I’ve been on either side of the battlefield. When I was a TBM I felt concerned when my friends would fall away from the Church. Why? Well, because I worried about their salvation. I believed the gospel would make their lives richer, happier, and more blessed. I thought that if they clung to that iron rod of truth then in the next world they would inherit eternal glory and be with their loved ones.
When close friends went inactive it greatly concerned me. I would pray for them most nights. I would ask the Lord to change their hearts and to bring them back into the light. I would do my part by talking to them about spiritual matters; I would try and see if my personal testimony would allow the Spirit of God to touch their hearts and help them see they were on the wrong path, wandering lost into the mists of darkness. Sometimes they would become more ‘anti-Mormon’. Those conversations stung a little, but I never got angry at them. Instead I was inwardly self-righteous and would comfort myself by believing that they weren’t as strong as me, or as smart.
When acquaintances would leave the Church I didn’t take it to heart as much. Sure, I was a bit sad to see them waver, I was perhaps a little disappointed in them for chasing the things of the world over righteousness, but I never felt the need to run after them and berate them for exercising their free agency.
This is why I feel put out by having so many TBMs come at me since I publically spoke out about my experiences with Mormonism. I never felt the need to justify my faith to someone who was inactive or speaking out against it, so why do some of you? Perhaps some of you feel threatened by my views, or disrespected? Maybe you just have a burning need to defend your faith? There are better ways of going about it than passive-aggressive social media comments or e-mails. I know I’ve been discussed in certain circles at Church because I have been told about it, and that’s fine, it was bound to happen when I announced a book.
Everyone is entitled to an opinion, but when we haven’t even had any contact for years and you bring opinions laced with condemnation at me, I don’t value them. No good will come out of it. I will just end up lowering myself to a level that I don’t want to descend to because I in turn will get defensive.
I don’t want to tarnish every TBM with the same brush though. Some of you haven’t said a word; some of you couldn’t care less, and some of you have been kind and respectful about my departure and book. A couple of you have shown me genuine empathy and it has been very much appreciated.
Now that I am ex-Mormon, I know how it feels to be on the other side of the fence. I’ve leapt that fence with 27 years worth of knowledge of Mormonism under my belt. If you haven’t been on this side of the fence before then how can you really know what I see now that I am here? How can you judge my life, my happiness, and my new perspectives with any accuracy? I know where you are coming from, I know what makes you say certain things, think certain things, and act in certain ways, but do you know how it feels to come to the decision to disassociate yourself with a faith you practiced for decades? Do you know how hard it is to find yourself back on default settings? Do you know how stressful it is to navigate yourself through this process, knowing it will strain relationships and aggravate strangers?

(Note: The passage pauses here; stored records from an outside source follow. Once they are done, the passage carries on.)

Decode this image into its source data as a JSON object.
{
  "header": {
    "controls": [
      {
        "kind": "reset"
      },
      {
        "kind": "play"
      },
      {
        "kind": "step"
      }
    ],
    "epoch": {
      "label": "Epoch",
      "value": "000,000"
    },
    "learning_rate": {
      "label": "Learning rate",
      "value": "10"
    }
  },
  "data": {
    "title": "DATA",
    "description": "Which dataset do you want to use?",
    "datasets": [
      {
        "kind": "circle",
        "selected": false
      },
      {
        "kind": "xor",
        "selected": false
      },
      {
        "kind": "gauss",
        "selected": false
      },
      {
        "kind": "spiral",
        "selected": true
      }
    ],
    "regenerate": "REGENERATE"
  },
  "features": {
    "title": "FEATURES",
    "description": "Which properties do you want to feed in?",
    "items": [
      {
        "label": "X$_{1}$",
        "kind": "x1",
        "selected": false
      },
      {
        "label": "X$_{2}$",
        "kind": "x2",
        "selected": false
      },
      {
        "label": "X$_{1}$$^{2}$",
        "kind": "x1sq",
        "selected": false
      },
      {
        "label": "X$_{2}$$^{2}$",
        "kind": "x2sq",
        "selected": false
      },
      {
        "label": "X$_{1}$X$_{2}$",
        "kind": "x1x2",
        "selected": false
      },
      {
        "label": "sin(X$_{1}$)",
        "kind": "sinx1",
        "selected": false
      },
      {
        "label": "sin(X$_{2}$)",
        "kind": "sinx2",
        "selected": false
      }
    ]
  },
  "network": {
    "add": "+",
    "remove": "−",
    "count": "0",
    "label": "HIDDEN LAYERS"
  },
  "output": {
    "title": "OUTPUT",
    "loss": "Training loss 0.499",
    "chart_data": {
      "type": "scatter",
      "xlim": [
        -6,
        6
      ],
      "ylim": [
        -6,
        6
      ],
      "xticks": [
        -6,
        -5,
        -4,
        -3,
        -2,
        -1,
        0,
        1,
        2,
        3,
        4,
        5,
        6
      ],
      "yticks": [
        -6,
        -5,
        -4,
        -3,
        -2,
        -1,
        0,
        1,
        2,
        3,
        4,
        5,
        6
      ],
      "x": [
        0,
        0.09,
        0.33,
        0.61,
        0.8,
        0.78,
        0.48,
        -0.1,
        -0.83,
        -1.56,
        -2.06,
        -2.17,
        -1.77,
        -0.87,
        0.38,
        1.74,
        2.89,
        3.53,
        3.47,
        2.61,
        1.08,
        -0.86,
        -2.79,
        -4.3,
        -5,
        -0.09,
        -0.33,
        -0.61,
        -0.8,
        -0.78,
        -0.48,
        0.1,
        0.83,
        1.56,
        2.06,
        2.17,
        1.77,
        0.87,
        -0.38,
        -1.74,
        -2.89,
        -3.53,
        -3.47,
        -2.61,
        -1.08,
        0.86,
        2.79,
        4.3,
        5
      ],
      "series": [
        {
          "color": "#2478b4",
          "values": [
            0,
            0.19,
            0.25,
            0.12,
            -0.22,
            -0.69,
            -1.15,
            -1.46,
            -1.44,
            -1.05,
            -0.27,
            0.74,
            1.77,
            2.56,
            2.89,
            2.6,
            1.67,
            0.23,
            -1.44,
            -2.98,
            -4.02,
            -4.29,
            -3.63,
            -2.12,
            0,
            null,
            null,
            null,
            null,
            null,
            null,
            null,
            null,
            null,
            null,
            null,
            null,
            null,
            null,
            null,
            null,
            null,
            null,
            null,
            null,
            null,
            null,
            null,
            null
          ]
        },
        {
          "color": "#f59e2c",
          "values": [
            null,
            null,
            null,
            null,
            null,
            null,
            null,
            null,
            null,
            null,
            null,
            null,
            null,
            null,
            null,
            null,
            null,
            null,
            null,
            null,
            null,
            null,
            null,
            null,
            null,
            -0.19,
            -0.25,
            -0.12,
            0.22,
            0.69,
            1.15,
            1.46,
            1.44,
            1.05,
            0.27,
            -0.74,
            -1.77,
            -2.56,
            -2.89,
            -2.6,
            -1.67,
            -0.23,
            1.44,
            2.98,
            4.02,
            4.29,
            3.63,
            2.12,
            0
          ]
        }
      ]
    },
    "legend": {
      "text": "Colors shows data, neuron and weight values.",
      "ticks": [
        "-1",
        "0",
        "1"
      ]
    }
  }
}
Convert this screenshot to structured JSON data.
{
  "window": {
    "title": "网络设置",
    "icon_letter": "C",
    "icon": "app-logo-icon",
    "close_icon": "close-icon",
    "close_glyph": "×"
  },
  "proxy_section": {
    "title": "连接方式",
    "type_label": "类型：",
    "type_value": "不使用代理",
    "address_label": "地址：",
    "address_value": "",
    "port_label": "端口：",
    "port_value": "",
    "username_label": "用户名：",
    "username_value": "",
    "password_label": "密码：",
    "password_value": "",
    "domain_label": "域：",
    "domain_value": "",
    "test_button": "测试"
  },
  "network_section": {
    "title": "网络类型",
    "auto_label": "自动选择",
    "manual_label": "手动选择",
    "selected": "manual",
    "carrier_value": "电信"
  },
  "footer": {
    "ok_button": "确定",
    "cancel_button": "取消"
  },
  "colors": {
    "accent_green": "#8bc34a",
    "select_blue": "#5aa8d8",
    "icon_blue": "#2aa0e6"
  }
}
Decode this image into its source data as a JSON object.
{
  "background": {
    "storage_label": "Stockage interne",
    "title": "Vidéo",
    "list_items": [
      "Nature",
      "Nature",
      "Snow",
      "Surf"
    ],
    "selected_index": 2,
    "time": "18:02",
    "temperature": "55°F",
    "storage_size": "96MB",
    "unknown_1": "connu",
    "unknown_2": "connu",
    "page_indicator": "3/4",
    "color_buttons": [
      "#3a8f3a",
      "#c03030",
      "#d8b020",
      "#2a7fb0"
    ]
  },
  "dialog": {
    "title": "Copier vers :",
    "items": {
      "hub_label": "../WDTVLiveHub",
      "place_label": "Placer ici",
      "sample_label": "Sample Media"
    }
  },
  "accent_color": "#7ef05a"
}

I guess my point here is to say that leaving the Church isn’t easy. I didn’t make the decision to have my name removed lightly. I didn’t write my book to piss people off. TBMs should be aware that there are thousands of others just like me, who can relate to what I have been through, who do resonate with my words, and all have their own reasons for deciding to leave. Like it or not, the Church does fail people, some leaders do, some members do, some doctrines do. Just because you love it, you find happiness in it, and you ‘know’ it’s the truth, doesn’t make it a fact of the universe. Your ecstasy being a Mormon doesn’t mean anything to someone who has experienced the opposite. So before you feel the need to belittle someone’s experience by proclaiming yours, please keep in mind that when someone leaves, it isn’t your place to get them back, to defend the faith, to patronise them, or to be angry at them for doing it.
The comments which have irritated me the most during this process are ones like - ‘why can’t you just leave quietly? If you’re so happy now why can’t you leave it alone?’
Is that not a bit rich coming from people who belong to an organisation that sends missionaries out all over the world, who constantly tells its members to be missionary minded, to look for friends and people to convert? Me speaking out, or writing a book is no different. That’s like me asking you, ‘can’t you just live your religion quietly? If you’re so happy, why can’t you leave me alone?’
All I really want is to find a way that we can co-exist without tossing a ticking time bomb back and forth to each other. I’m not forcing you to read my book or to listen to my views. You can take it or leave it. I’m not trying to crusade against the Mormon church, or religion for that matter, I just want to be allowed to express myself before I finally close the chapter on my experiences with the Church. No one more than me wants all of this to be left in the past. I’m looking forward to finally moving on.